Odd Bondage well done
Real spies don’t use secret spy surfboards, X-ray glasses, or crocodile mini-subs. Now, apparently, neither does James Bond.
The newest Bond film, Casino Royale, is a move away from campy spy-movie wackiness and toward gritty “realistic” action. It’s the darkest and most brutal Bond film I’ve seen, and that isn’t the only departure from the usual. Daniel Craig is the new James Bond, and he’s not a pretty boy like Pierce Brosnan. The best way I can describe him is that he looks like a man who kills people for the British government.
Casino Royale is a reboot of the series; at its beginning, Bond isn’t even a double-oh agent.
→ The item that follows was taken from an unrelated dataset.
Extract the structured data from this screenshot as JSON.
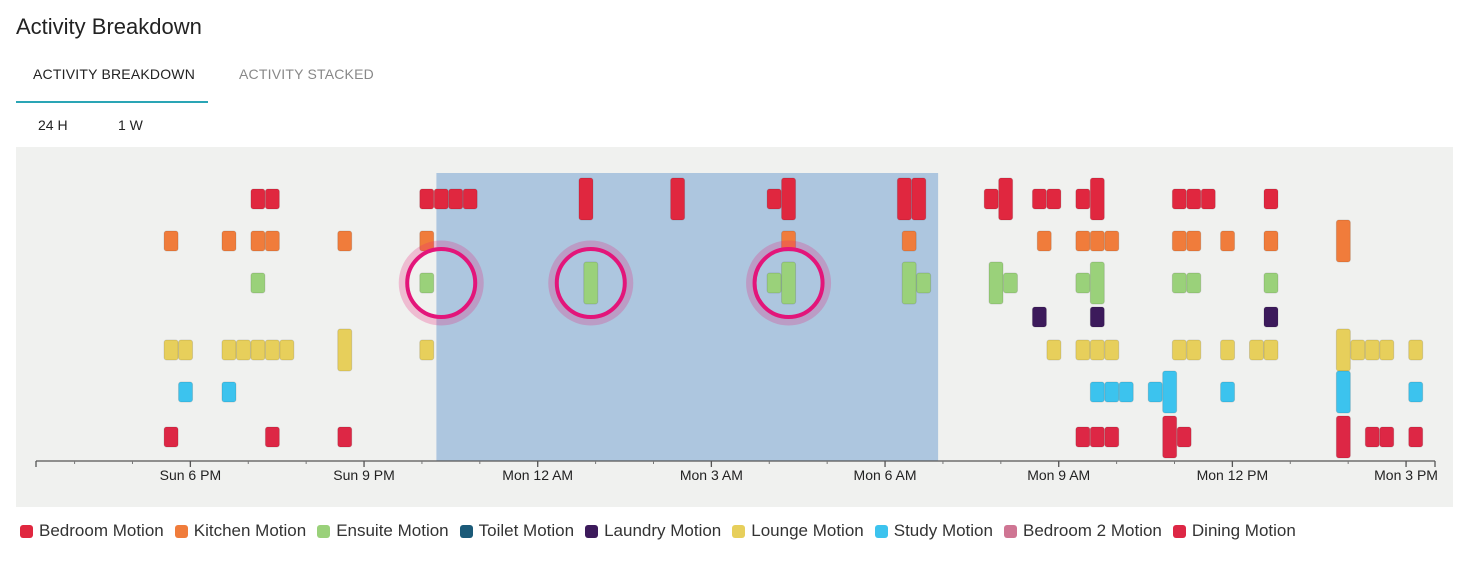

It doesn’t take him long to earn his license to kill, though. Of course, in this film, Bond takes almost as much abuse as he dishes out. He gets beaten up more often than he gets laid, which should send Bond fans into shocked seizures.
The only gadgets in the film are tracking devices and a better-than-usual-stocked glove compartment. There aren’t any Pussy Galores or busty nuclear scientists named Christmas; the closest the movie comes is a femme fatale named “Vesper.”
With all this, you might think that the movie’s lost the essential nature of the Bond film, but somehow it’s still got it. Even without the exploding ballpoints and nudge-wink misogyny, the movie does James Bond, and it does it well. The film’s brutal, dark, and body-filled, and it’s pretty awesome.